There have been some pretty bizarre experiences along this line, like the time some guy was tired of waiting in line and yelled at one of my friends and started being a nuisance in the waiting area so my friend had to step out of her office and try to calm him down. He ended up yelling something along the lines of a nurse can’t tell me what to do; go and get the doctor, now!? I could only imagine the emotions she felt but she walked back in her office and the dude had to go see her after they’d explained to him that she was indeed the doctor, in spite of her being female.

Or how about the time when this young lady walked in with her really sick neonate (child below one month). The baby was so dehydrated and hypoglycemic that he could barely cry and was instead making a wheezing sound with a lot of effort. It was a disturbing sight. The nurses and I immediately attempted to resuscitate this child and as we were trying to gain IV access, the mother walks over to the waiting area, sits down, and starts texting/surfing/playing games/*insert here whatever the young people do these days* on her phone. I glanced over at her in confusion but for sure, she stayed there a while and even made a phone call, stating somewhere along the way that the nurses were attending to the baby and she was waiting for the doctor.

It’s at this point that I should state for those who are not yet so offended that they stopped reading a while ago that I have no issue with nurses. They come in all shapes and sizes and I find being called one as offensive as someone referring to me as Denis (and this happens way more than it ever should, mind you). Which is to say, I don’t find it offensive at all but rather, more bemusing. I’d really much rather set the record straight either way that my name clearly has an “e” at the end of it. It’s pedantry at its most basic.

I remember my irritation when a patient wanted to get the attention of one of my colleagues and something in his head thought he could call her girl! This is an accomplished lady with years of experience under her belt, is raising four children in a stable home, and is so brave that she left her Francophone world to come and get her masters in a primarily English-speaking country. I’ll state that again. She actually came to learn medicine in English when she hadn’t been speaking a word of it 3 months prior to her arrival and is going to go back and practice in French after she is done. She’s brave and brilliant and there this person was yelling “girl!” and thinking that that should be enough to get her attention, after she’d examined him, done his investigations, and admitted him all so nicely, wearing a white coat all the while.

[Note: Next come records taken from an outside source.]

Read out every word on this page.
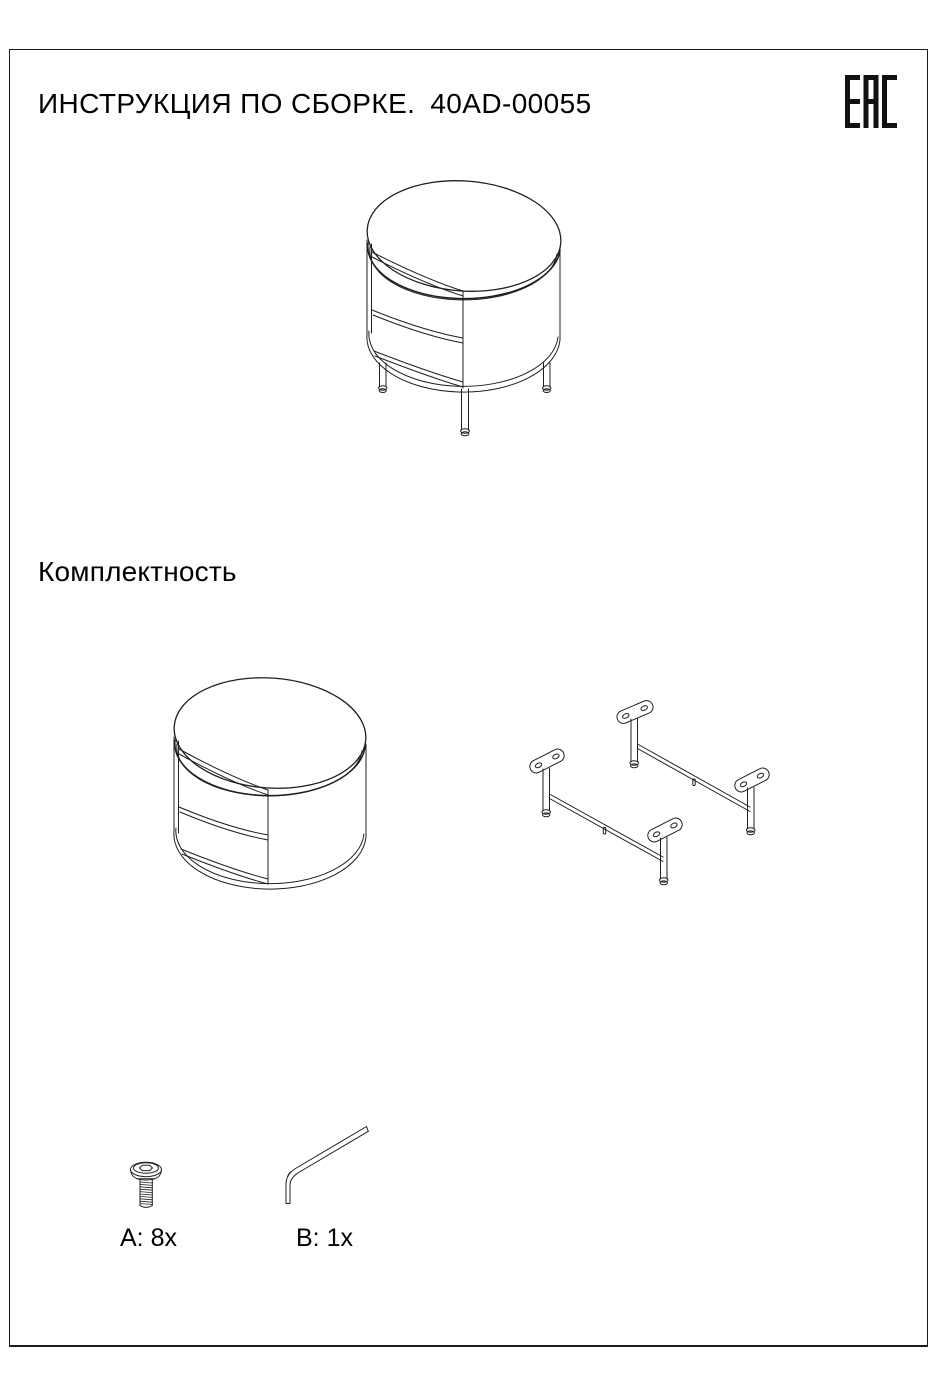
ИНСТРУКЦИЯ ПО СБОРКЕ. 40AD-00055
Комплектность
A: 8x	B: 1x
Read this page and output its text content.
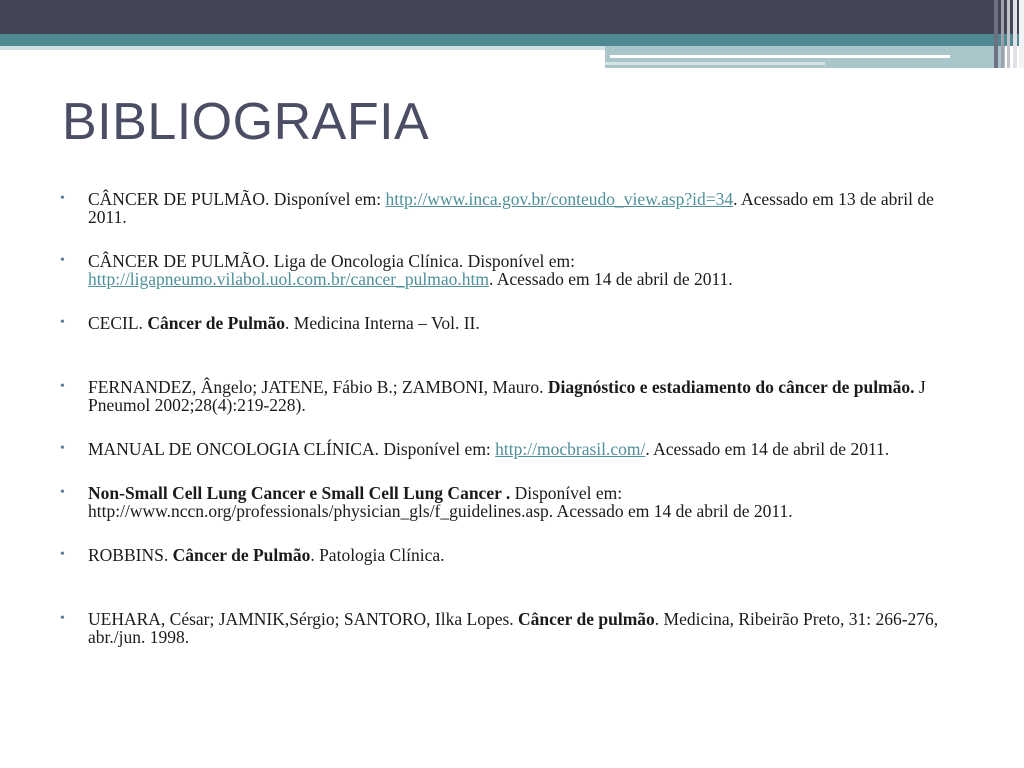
BIBLIOGRAFIA
• CÂNCER DE PULMÃO. Disponível em: http://www.inca.gov.br/conteudo_view.asp?id=34. Acessado em 13 de abril de 2011.
• CÂNCER DE PULMÃO. Liga de Oncologia Clínica. Disponível em: http://ligapneumo.vilabol.uol.com.br/cancer_pulmao.htm. Acessado em 14 de abril de 2011.
• CECIL. Câncer de Pulmão. Medicina Interna – Vol. II.
• FERNANDEZ, Ângelo; JATENE, Fábio B.; ZAMBONI, Mauro. Diagnóstico e estadiamento do câncer de pulmão. J Pneumol 2002;28(4):219-228).
• MANUAL DE ONCOLOGIA CLÍNICA. Disponível em: http://mocbrasil.com/. Acessado em 14 de abril de 2011.
• Non-Small Cell Lung Cancer e Small Cell Lung Cancer . Disponível em: http://www.nccn.org/professionals/physician_gls/f_guidelines.asp. Acessado em 14 de abril de 2011.
• ROBBINS. Câncer de Pulmão. Patologia Clínica.
• UEHARA, César; JAMNIK,Sérgio; SANTORO, Ilka Lopes. Câncer de pulmão. Medicina, Ribeirão Preto, 31: 266-276, abr./jun. 1998.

Why does it bother me so? Well, this isn’t exactly the space for me to air out my views on women making strides in this generation so I’ll go with the 4th most important reason. Nurses tend to be treated rather roughly in our medical system and I hate that with a passion; I get especially aggressive when those nurses happen to be under my jurisdiction. I love to protect the people on my team and in order to do so, I must command some respect in the aggressor’s eyes or I will need to get especially vicious in order to get them to back down. That is a situation I’m sure most people would rather avoid.

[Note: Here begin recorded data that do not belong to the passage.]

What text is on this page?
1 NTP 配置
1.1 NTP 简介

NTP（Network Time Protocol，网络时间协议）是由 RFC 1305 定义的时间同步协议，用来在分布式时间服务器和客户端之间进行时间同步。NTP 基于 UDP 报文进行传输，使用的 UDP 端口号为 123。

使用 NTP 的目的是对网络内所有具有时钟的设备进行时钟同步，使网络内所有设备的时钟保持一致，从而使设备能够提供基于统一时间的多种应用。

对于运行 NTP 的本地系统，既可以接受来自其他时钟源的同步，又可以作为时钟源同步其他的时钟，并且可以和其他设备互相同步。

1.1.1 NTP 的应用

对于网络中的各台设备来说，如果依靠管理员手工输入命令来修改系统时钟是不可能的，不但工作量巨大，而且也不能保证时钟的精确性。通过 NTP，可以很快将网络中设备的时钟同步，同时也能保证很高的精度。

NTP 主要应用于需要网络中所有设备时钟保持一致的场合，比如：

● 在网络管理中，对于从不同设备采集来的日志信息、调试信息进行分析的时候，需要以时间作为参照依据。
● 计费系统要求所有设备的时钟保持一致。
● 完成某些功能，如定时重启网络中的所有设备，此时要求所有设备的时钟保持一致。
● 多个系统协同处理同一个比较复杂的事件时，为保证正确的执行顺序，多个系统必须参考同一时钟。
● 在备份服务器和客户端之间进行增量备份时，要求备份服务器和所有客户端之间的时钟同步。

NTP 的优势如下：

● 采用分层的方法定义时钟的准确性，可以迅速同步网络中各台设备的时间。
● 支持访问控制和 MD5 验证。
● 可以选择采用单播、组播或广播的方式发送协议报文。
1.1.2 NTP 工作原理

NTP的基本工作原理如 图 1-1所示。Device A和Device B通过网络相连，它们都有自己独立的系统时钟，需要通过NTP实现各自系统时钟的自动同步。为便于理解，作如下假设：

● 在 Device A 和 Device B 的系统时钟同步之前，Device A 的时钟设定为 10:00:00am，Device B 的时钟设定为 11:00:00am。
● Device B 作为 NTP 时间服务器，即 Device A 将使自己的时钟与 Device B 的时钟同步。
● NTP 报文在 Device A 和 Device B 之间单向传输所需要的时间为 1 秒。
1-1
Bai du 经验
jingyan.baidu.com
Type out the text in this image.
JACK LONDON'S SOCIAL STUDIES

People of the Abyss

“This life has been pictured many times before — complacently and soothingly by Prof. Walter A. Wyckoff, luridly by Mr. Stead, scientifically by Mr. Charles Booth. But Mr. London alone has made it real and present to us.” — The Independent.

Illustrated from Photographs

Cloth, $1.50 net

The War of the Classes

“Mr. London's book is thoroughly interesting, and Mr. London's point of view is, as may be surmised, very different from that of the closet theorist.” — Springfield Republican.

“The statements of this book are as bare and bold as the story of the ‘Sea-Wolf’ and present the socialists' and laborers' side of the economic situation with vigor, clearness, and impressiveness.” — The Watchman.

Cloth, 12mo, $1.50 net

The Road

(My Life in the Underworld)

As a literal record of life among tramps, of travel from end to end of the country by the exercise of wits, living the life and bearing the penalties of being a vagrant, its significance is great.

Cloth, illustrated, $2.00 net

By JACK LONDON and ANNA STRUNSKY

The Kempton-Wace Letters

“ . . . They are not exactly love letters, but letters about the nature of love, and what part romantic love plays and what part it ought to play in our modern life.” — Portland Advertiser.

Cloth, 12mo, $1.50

There is a difference in the way even information is retained when I’m counseling a patient and she instead thinks she’s talking to a nurse. They just outright don’t believe me and this is much harder now that I’m dealing with sight and have to emphasize certain changes in behavior lest they go blind. Some of these patients end up swearing that I never explained anything to them and it really is quite bizarre that they can lie so boldly; they don’t call me the Counseling Queen for nothing, after all.

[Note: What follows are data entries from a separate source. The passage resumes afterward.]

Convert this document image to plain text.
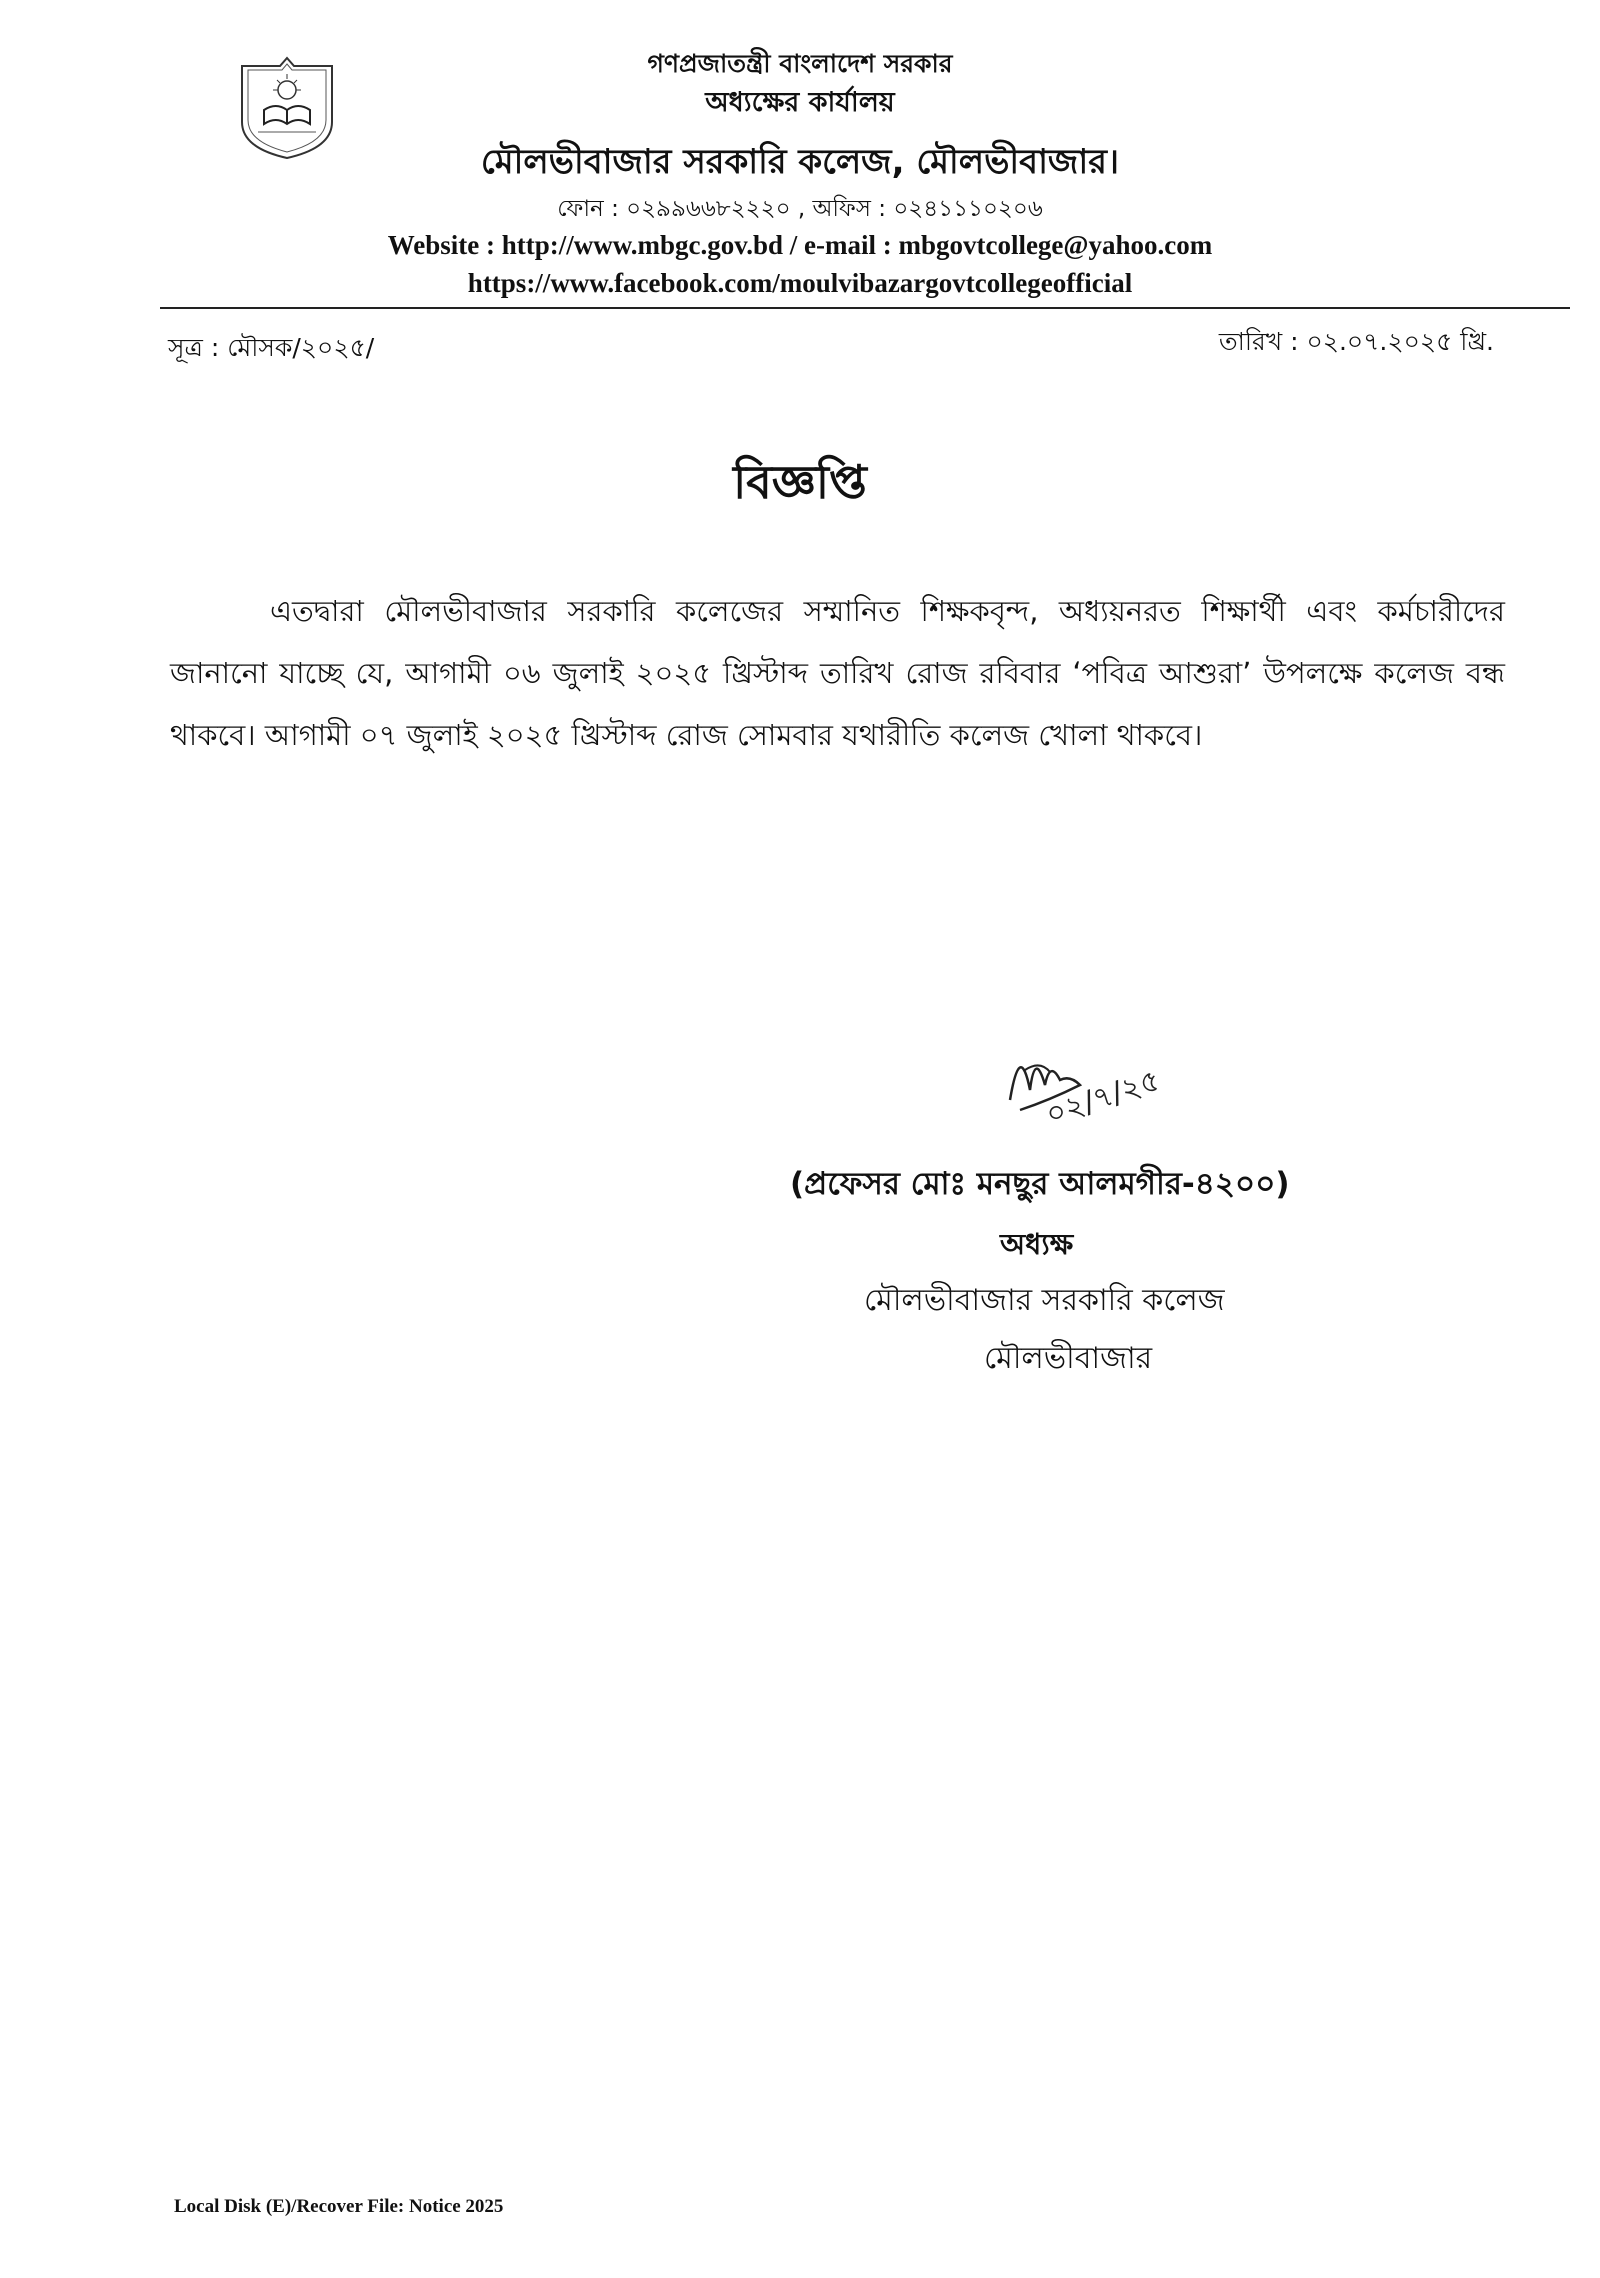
গণপ্রজাতন্ত্রী বাংলাদেশ সরকার
অধ্যক্ষের কার্যালয়
মৌলভীবাজার সরকারি কলেজ, মৌলভীবাজার।
ফোন : ০২৯৯৬৬৮২২২০ , অফিস : ০২৪১১১০২০৬
Website : http://www.mbgc.gov.bd / e-mail : mbgovtcollege@yahoo.com
https://www.facebook.com/moulvibazargovtcollegeofficial
সূত্র : মৌসক/২০২৫/	তারিখ : ০২.০৭.২০২৫ খ্রি.
বিজ্ঞপ্তি

এতদ্বারা মৌলভীবাজার সরকারি কলেজের সম্মানিত শিক্ষকবৃন্দ, অধ্যয়নরত শিক্ষার্থী এবং কর্মচারীদের জানানো যাচ্ছে যে, আগামী ০৬ জুলাই ২০২৫ খ্রিস্টাব্দ তারিখ রোজ রবিবার ‘পবিত্র আশুরা’ উপলক্ষে কলেজ বন্ধ থাকবে। আগামী ০৭ জুলাই ২০২৫ খ্রিস্টাব্দ রোজ সোমবার যথারীতি কলেজ খোলা থাকবে।

০২/৭/২৫
(প্রফেসর মোঃ মনছুর আলমগীর-৪২০০)
অধ্যক্ষ
মৌলভীবাজার সরকারি কলেজ
মৌলভীবাজার
Local Disk (E)/Recover File: Notice 2025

I would be lying if I said that my ego wasn’t involved here as well. Yes indeed, there are all these medical-legal issues involved when a patient thinks it’s a nurse who attended to him instead of a doctor but respect is something we’d all rather have. While the patience of the gods isn’t much, it can last for a while if used wisely and so I’ll just have to keep explaining that no, not all female medics are nurses, some are doctors, and that yes, science indeed has come that far.